只是看不见,她又挨得近,几次不经意的碰触,让他指尖微微跳了跳,又带起了她一片酥麻。
好嘛,这会儿可不止是渴了。
邪火肆略,恶霸吃着人的嘴,还不满足,浑身软绵绵地蹭着他,且越蹭火还越旺。
童曼难受死了,嘴里急急哼哼地又说不明白,边抽噎着边去拽住人的皮带,要往下扒。
这鬼东西倒还真不傻。
殷凌意推开人,抓住她的手,眉头狠跳,耐心彻底告罄:“你到底有什么目的?”
她为什么出现在这里?她又怎么会知道他的行踪?
这个女人浑身上下充满了谜团,像是裹了蜜的毒药,带着致命的吸引力。
自上次医院一别后没,她便会时不时地出现在他脑海里,不频繁,却足够引起他的警惕。
只是还没等他采取什么有效的措施,这女人又再次以这种形式出现,这让他很难不起疑。
但疑归疑,这问题未免也太为难这糊东西了,童曼看出了他的怒火,有些畏缩,但红通通的眼里更多的却是委屈。
他在说什么嘛?什么墓地?为什么就我一个人渴?他都不渴的吗?
不知对水的渴望太深切了些,混混沌沌间,她觉得自己的乳儿真开始沁出了水。
一直关注着她的殷凌意确认她现在神智真的不清,眉头微蹙,很快便做了决定。
他拿起手机,准备安排个人过来处理下眼前的境况,只是他电话还没打出去,殷高朗的电话却打了过来。
殷高朗很少主动跟他打过电话,即便现在身上缠着个挨挨蹭蹭的黏人精,他还是把电话接了起来。

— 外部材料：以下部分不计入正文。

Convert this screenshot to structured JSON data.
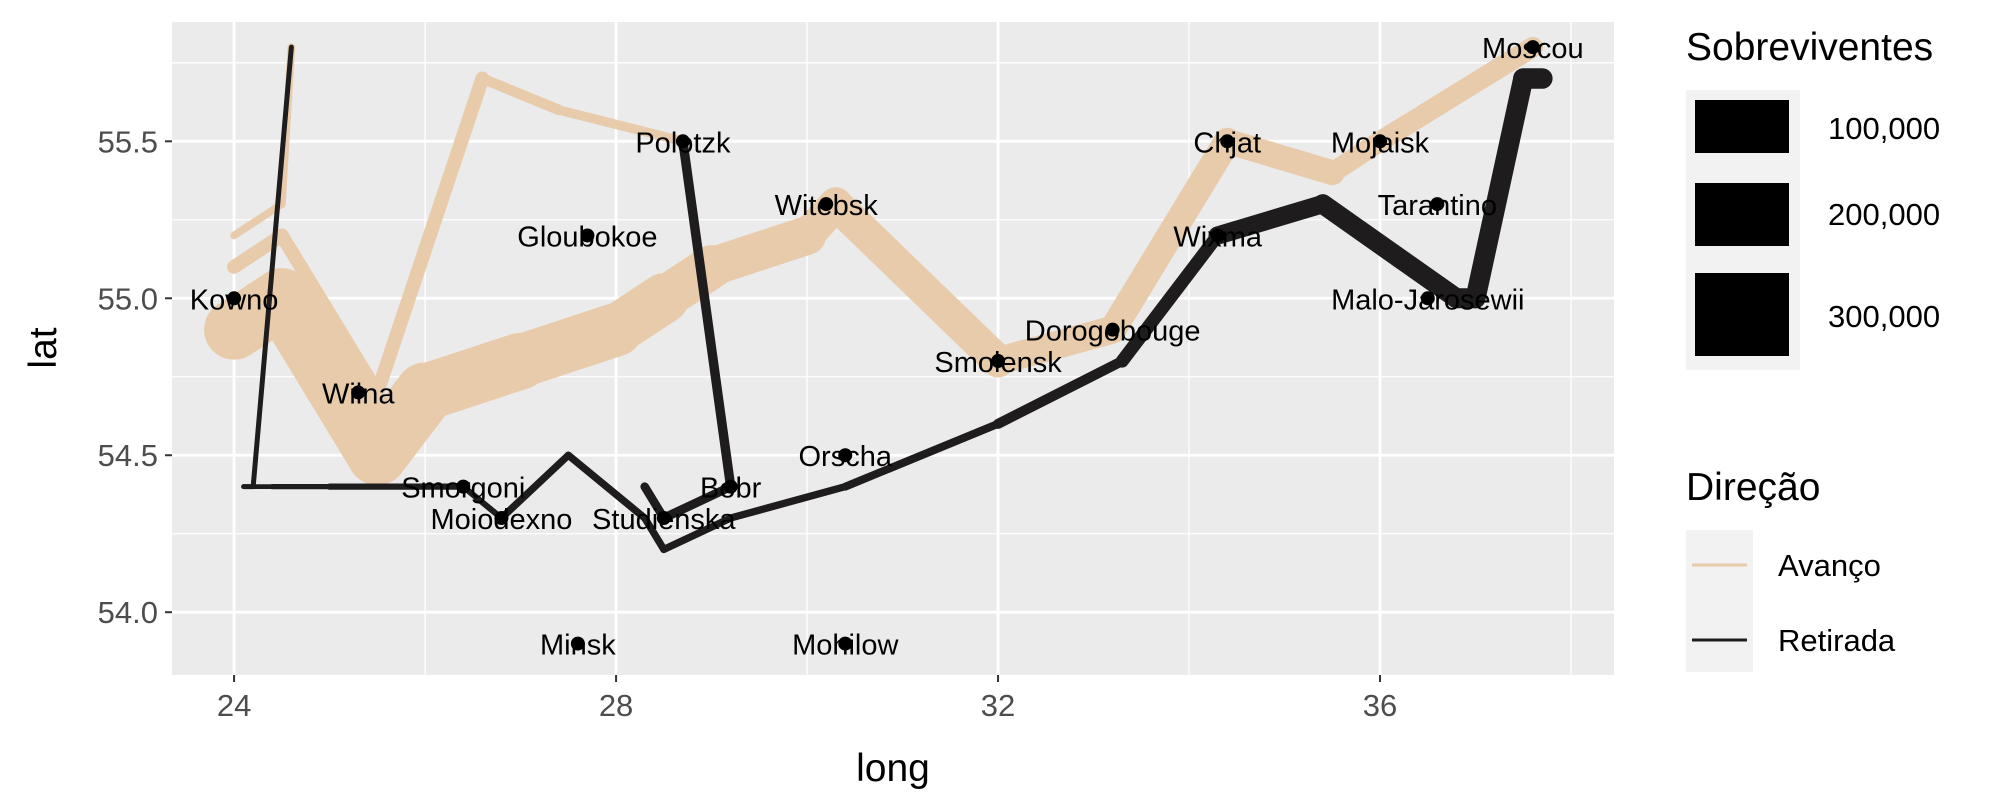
{
  "chart_data": {
    "type": "line",
    "xlabel": "long",
    "ylabel": "lat",
    "xlim": [
      23.35,
      38.45
    ],
    "ylim": [
      53.8,
      55.88
    ],
    "x_ticks": [
      24,
      28,
      32,
      36
    ],
    "y_ticks": [
      54.0,
      54.5,
      55.0,
      55.5
    ],
    "x_tick_labels": [
      "24",
      "28",
      "32",
      "36"
    ],
    "y_tick_labels": [
      "54.0",
      "54.5",
      "55.0",
      "55.5"
    ],
    "grid": true,
    "background": "#ebebeb",
    "legend_placement": "right",
    "size_legend": {
      "title": "Sobreviventes",
      "entries": [
        {
          "label": "100,000",
          "value": 100000
        },
        {
          "label": "200,000",
          "value": 200000
        },
        {
          "label": "300,000",
          "value": 300000
        }
      ]
    },
    "color_legend": {
      "title": "Direção",
      "entries": [
        {
          "label": "Avanço",
          "color": "#e8cbab"
        },
        {
          "label": "Retirada",
          "color": "#1e1c1c"
        }
      ]
    },
    "series": [
      {
        "group": 1,
        "direction": "Avanço",
        "color": "#e8cbab",
        "points": [
          {
            "long": 24.0,
            "lat": 54.9,
            "survivors": 340000
          },
          {
            "long": 24.5,
            "lat": 55.0,
            "survivors": 340000
          },
          {
            "long": 25.5,
            "lat": 54.5,
            "survivors": 340000
          },
          {
            "long": 26.0,
            "lat": 54.7,
            "survivors": 320000
          },
          {
            "long": 27.0,
            "lat": 54.8,
            "survivors": 300000
          },
          {
            "long": 28.0,
            "lat": 54.9,
            "survivors": 280000
          },
          {
            "long": 28.5,
            "lat": 55.0,
            "survivors": 240000
          },
          {
            "long": 29.0,
            "lat": 55.1,
            "survivors": 210000
          },
          {
            "long": 30.0,
            "lat": 55.2,
            "survivors": 180000
          },
          {
            "long": 30.3,
            "lat": 55.3,
            "survivors": 175000
          },
          {
            "long": 32.0,
            "lat": 54.8,
            "survivors": 145000
          },
          {
            "long": 33.2,
            "lat": 54.9,
            "survivors": 140000
          },
          {
            "long": 34.4,
            "lat": 55.5,
            "survivors": 127100
          },
          {
            "long": 35.5,
            "lat": 55.4,
            "survivors": 100000
          },
          {
            "long": 36.0,
            "lat": 55.5,
            "survivors": 100000
          },
          {
            "long": 37.6,
            "lat": 55.8,
            "survivors": 100000
          }
        ]
      },
      {
        "group": 1,
        "direction": "Retirada",
        "color": "#1e1c1c",
        "points": [
          {
            "long": 37.7,
            "lat": 55.7,
            "survivors": 100000
          },
          {
            "long": 37.5,
            "lat": 55.7,
            "survivors": 98000
          },
          {
            "long": 37.0,
            "lat": 55.0,
            "survivors": 97000
          },
          {
            "long": 36.8,
            "lat": 55.0,
            "survivors": 96000
          },
          {
            "long": 35.4,
            "lat": 55.3,
            "survivors": 87000
          },
          {
            "long": 34.3,
            "lat": 55.2,
            "survivors": 55000
          },
          {
            "long": 33.3,
            "lat": 54.8,
            "survivors": 37000
          },
          {
            "long": 32.0,
            "lat": 54.6,
            "survivors": 24000
          },
          {
            "long": 30.4,
            "lat": 54.4,
            "survivors": 20000
          },
          {
            "long": 29.2,
            "lat": 54.3,
            "survivors": 20000
          },
          {
            "long": 28.5,
            "lat": 54.2,
            "survivors": 20000
          },
          {
            "long": 28.3,
            "lat": 54.3,
            "survivors": 20000
          },
          {
            "long": 27.5,
            "lat": 54.5,
            "survivors": 20000
          },
          {
            "long": 26.8,
            "lat": 54.3,
            "survivors": 12000
          },
          {
            "long": 26.4,
            "lat": 54.4,
            "survivors": 14000
          },
          {
            "long": 25.0,
            "lat": 54.4,
            "survivors": 8000
          },
          {
            "long": 24.4,
            "lat": 54.4,
            "survivors": 4000
          },
          {
            "long": 24.2,
            "lat": 54.4,
            "survivors": 4000
          },
          {
            "long": 24.1,
            "lat": 54.4,
            "survivors": 4000
          }
        ]
      },
      {
        "group": 2,
        "direction": "Avanço",
        "color": "#e8cbab",
        "points": [
          {
            "long": 24.0,
            "lat": 55.1,
            "survivors": 60000
          },
          {
            "long": 24.5,
            "lat": 55.2,
            "survivors": 60000
          },
          {
            "long": 25.5,
            "lat": 54.7,
            "survivors": 60000
          },
          {
            "long": 26.6,
            "lat": 55.7,
            "survivors": 40000
          },
          {
            "long": 27.4,
            "lat": 55.6,
            "survivors": 33000
          },
          {
            "long": 28.7,
            "lat": 55.5,
            "survivors": 33000
          }
        ]
      },
      {
        "group": 2,
        "direction": "Retirada",
        "color": "#1e1c1c",
        "points": [
          {
            "long": 28.7,
            "lat": 55.5,
            "survivors": 33000
          },
          {
            "long": 29.2,
            "lat": 54.4,
            "survivors": 30000
          },
          {
            "long": 28.5,
            "lat": 54.3,
            "survivors": 28000
          },
          {
            "long": 28.3,
            "lat": 54.4,
            "survivors": 28000
          }
        ]
      },
      {
        "group": 3,
        "direction": "Avanço",
        "color": "#e8cbab",
        "points": [
          {
            "long": 24.0,
            "lat": 55.2,
            "survivors": 22000
          },
          {
            "long": 24.5,
            "lat": 55.3,
            "survivors": 22000
          },
          {
            "long": 24.6,
            "lat": 55.8,
            "survivors": 6000
          }
        ]
      },
      {
        "group": 3,
        "direction": "Retirada",
        "color": "#1e1c1c",
        "points": [
          {
            "long": 24.6,
            "lat": 55.8,
            "survivors": 6000
          },
          {
            "long": 24.2,
            "lat": 54.4,
            "survivors": 6000
          },
          {
            "long": 24.1,
            "lat": 54.4,
            "survivors": 6000
          }
        ]
      }
    ],
    "cities": [
      {
        "name": "Kowno",
        "long": 24.0,
        "lat": 55.0
      },
      {
        "name": "Wilna",
        "long": 25.3,
        "lat": 54.7
      },
      {
        "name": "Smorgoni",
        "long": 26.4,
        "lat": 54.4
      },
      {
        "name": "Moiodexno",
        "long": 26.8,
        "lat": 54.3
      },
      {
        "name": "Gloubokoe",
        "long": 27.7,
        "lat": 55.2
      },
      {
        "name": "Minsk",
        "long": 27.6,
        "lat": 53.9
      },
      {
        "name": "Studienska",
        "long": 28.5,
        "lat": 54.3
      },
      {
        "name": "Polotzk",
        "long": 28.7,
        "lat": 55.5
      },
      {
        "name": "Bobr",
        "long": 29.2,
        "lat": 54.4
      },
      {
        "name": "Witebsk",
        "long": 30.2,
        "lat": 55.3
      },
      {
        "name": "Orscha",
        "long": 30.4,
        "lat": 54.5
      },
      {
        "name": "Mohilow",
        "long": 30.4,
        "lat": 53.9
      },
      {
        "name": "Smolensk",
        "long": 32.0,
        "lat": 54.8
      },
      {
        "name": "Dorogobouge",
        "long": 33.2,
        "lat": 54.9
      },
      {
        "name": "Wixma",
        "long": 34.3,
        "lat": 55.2
      },
      {
        "name": "Chjat",
        "long": 34.4,
        "lat": 55.5
      },
      {
        "name": "Mojaisk",
        "long": 36.0,
        "lat": 55.5
      },
      {
        "name": "Moscou",
        "long": 37.6,
        "lat": 55.8
      },
      {
        "name": "Tarantino",
        "long": 36.6,
        "lat": 55.3
      },
      {
        "name": "Malo-Jarosewii",
        "long": 36.5,
        "lat": 55.0
      }
    ]
  }
}
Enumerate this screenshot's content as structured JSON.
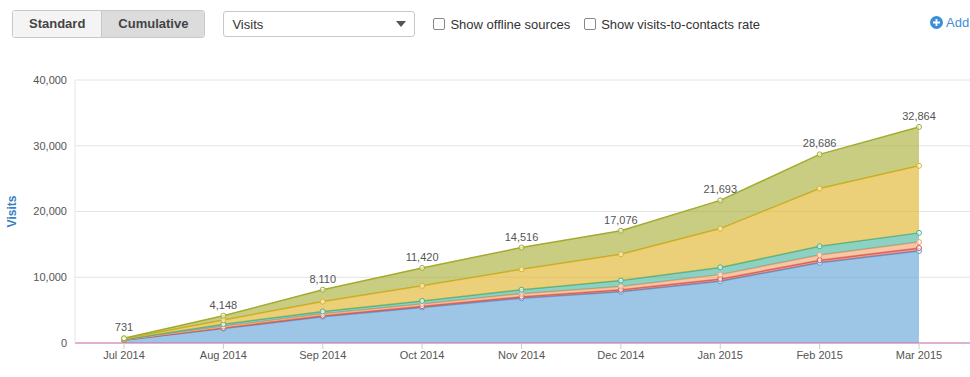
{
  "toolbar": {
    "buttons": [
      "Standard",
      "Cumulative"
    ],
    "active": "Cumulative",
    "dropdown": "Visits",
    "checkboxes": [
      "Show offline sources",
      "Show visits-to-contacts rate"
    ],
    "add": "Add"
  },
  "chart_data": {
    "type": "area",
    "stacked": true,
    "grid": true,
    "y_label": "Visits",
    "categories": [
      "Jul 2014",
      "Aug 2014",
      "Sep 2014",
      "Oct 2014",
      "Nov 2014",
      "Dec 2014",
      "Jan 2015",
      "Feb 2015",
      "Mar 2015"
    ],
    "series": [
      {
        "color": "#5b9fd6",
        "values": [
          420,
          2200,
          4000,
          5400,
          6800,
          7800,
          9400,
          12200,
          14000
        ]
      },
      {
        "color": "#d9534f",
        "values": [
          20,
          100,
          150,
          200,
          250,
          300,
          350,
          400,
          450
        ]
      },
      {
        "color": "#f0a070",
        "values": [
          50,
          250,
          300,
          350,
          450,
          500,
          650,
          800,
          900
        ]
      },
      {
        "color": "#3fb39a",
        "values": [
          60,
          300,
          350,
          450,
          600,
          900,
          1100,
          1300,
          1400
        ]
      },
      {
        "color": "#e0b020",
        "values": [
          100,
          650,
          1500,
          2300,
          3100,
          4000,
          5900,
          8800,
          10200
        ]
      },
      {
        "color": "#a3ab2e",
        "values": [
          81,
          648,
          1810,
          2720,
          3316,
          3576,
          4293,
          5186,
          5914
        ]
      }
    ],
    "totals": {
      "values": [
        731,
        4148,
        8110,
        11420,
        14516,
        17076,
        21693,
        28686,
        32864
      ],
      "value_labels": [
        "731",
        "4,148",
        "8,110",
        "11,420",
        "14,516",
        "17,076",
        "21,693",
        "28,686",
        "32,864"
      ]
    },
    "ylim": [
      0,
      40000
    ],
    "yticks": [
      0,
      {
        "value": 10000,
        "label": "10,000"
      },
      {
        "value": 20000,
        "label": "20,000"
      },
      {
        "value": 30000,
        "label": "30,000"
      },
      {
        "value": 40000,
        "label": "40,000"
      }
    ]
  }
}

接起电话的一瞬,殷高朗几乎是迫不及待地问他:“殷凌意,你现在在哪儿?”
他对这个称呼皱了皱眉,握住悄悄咪咪地解他裤链的手:“怎么?”
“你……”殷高朗不知道他究竟知道情况没,也不敢多说,只能拐弯抹角地问:“你把车开哪儿去了?我等下要用。”